Chao Sun, Mengmeng Liu, Jitao Chang, Decheng Yang, Bo Zhao, Haiwei Wang, Guohui Zhou, Changjiang Weng, Li Yu
J Virol. 2020 Mar 11. pii: JVI.00282-20. doi: 10.1128/JVI.00282-20. [Epub ahead of print]
Upon infection, the highly structured 5' untranslated region (5'UTR) of picornavirus is involved in viral protein translation and RNA synthesis. As a critical element in the 5'UTR, the internal ribosome entry site (IRES) binds to various cellular proteins to function in these processes of picornavirus replication. Foot-and-mouth disease virus (FMDV) is an important member in the family Picornaviridae, and its 5'UTR contains a functional IRES element. In this study, the cellular heterogeneous nuclear ribonucleoprotein L (hnRNP L) was identified as an IRES-binding protein for FMDV by using biotinylated RNA pulldown assay, mass spectrometry (MS) analysis and determination of hnRNP L-IRES interaction regions.
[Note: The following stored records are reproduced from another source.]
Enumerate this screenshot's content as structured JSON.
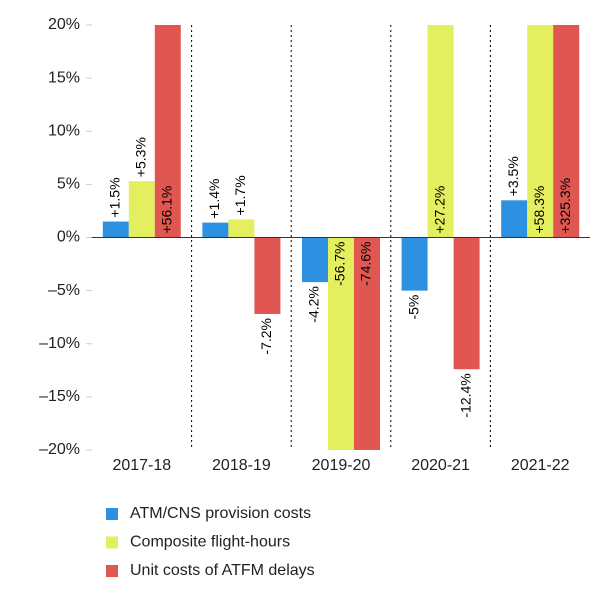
{
  "chart_data": {
    "type": "bar",
    "categories": [
      "2017-18",
      "2018-19",
      "2019-20",
      "2020-21",
      "2021-22"
    ],
    "series": [
      {
        "name": "ATM/CNS provision costs",
        "color": "#2e90e0",
        "values": [
          1.5,
          1.4,
          -4.2,
          -5,
          3.5
        ],
        "value_labels": [
          "+1.5%",
          "+1.4%",
          "-4.2%",
          "-5%",
          "+3.5%"
        ]
      },
      {
        "name": "Composite flight-hours",
        "color": "#e3ef5f",
        "values": [
          5.3,
          1.7,
          -56.7,
          27.2,
          58.3
        ],
        "value_labels": [
          "+5.3%",
          "+1.7%",
          "-56.7%",
          "+27.2%",
          "+58.3%"
        ]
      },
      {
        "name": "Unit costs of ATFM delays",
        "color": "#e05650",
        "values": [
          56.1,
          -7.2,
          -74.6,
          -12.4,
          325.3
        ],
        "value_labels": [
          "+56.1%",
          "-7.2%",
          "-74.6%",
          "-12.4%",
          "+325.3%"
        ]
      }
    ],
    "ylim": [
      -20,
      20
    ],
    "yticks": [
      {
        "value": -20,
        "label": "–20%"
      },
      {
        "value": -15,
        "label": "–15%"
      },
      {
        "value": -10,
        "label": "–10%"
      },
      {
        "value": -5,
        "label": "–5%"
      },
      {
        "value": 0,
        "label": "0%"
      },
      {
        "value": 5,
        "label": "5%"
      },
      {
        "value": 10,
        "label": "10%"
      },
      {
        "value": 15,
        "label": "15%"
      },
      {
        "value": 20,
        "label": "20%"
      }
    ],
    "legend": "bottom-left"
  }
}
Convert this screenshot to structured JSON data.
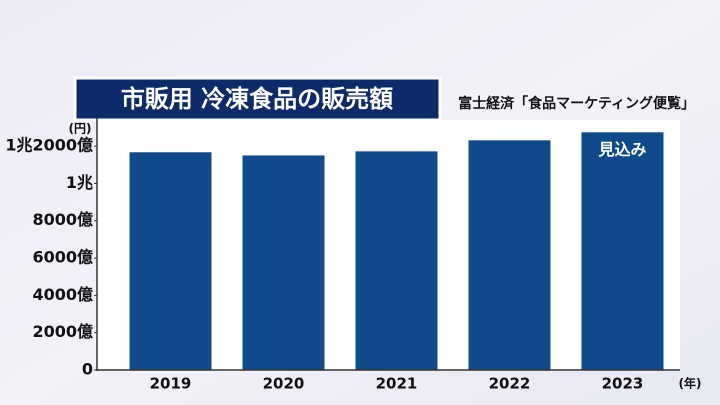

Further, we found that the hnRNP L inhibited the growth of FMDV through binding to the viral IRES, and the inhibitory effect of hnRNP L on FMDV growth was produced not by affecting FMDV IRES-mediated translation but by influencing viral RNA synthesis. Finally, hnRNP L was demonstrated to coimmunoprecipitate with 3Dpol in a FMDV RNA-dependent manner in the infected cells. Thus, our results suggest that hnRNP L, as a critical IRES-binding protein, negatively regulates FMDV replication by inhibiting viral RNA synthesis and possibly staying in the replication complex.IMPORTANCEPicornaviruses, as a large family of human and animal pathogens, cause a bewildering array of disease syndromes. Many host factors are implicated in the pathogenesis of these viruses, and some proteins interact with the viral IRES elements to function. Here, we report for the first time that cellular hnRNP L specifically interacts with the IRES of the picornavirus FMDV and negatively regulates FMDV replication through inhibiting viral RNA synthesis. Furthermore, our results showed that hnRNP L coimmunoprecipitates with FMDV 3Dpol in a viral RNA-dependent manner, suggesting that it may be present in the replication complex to function. The data presented here would facilitate a further understanding of virus-host interactions and the pathogenesis of picornavirus infections.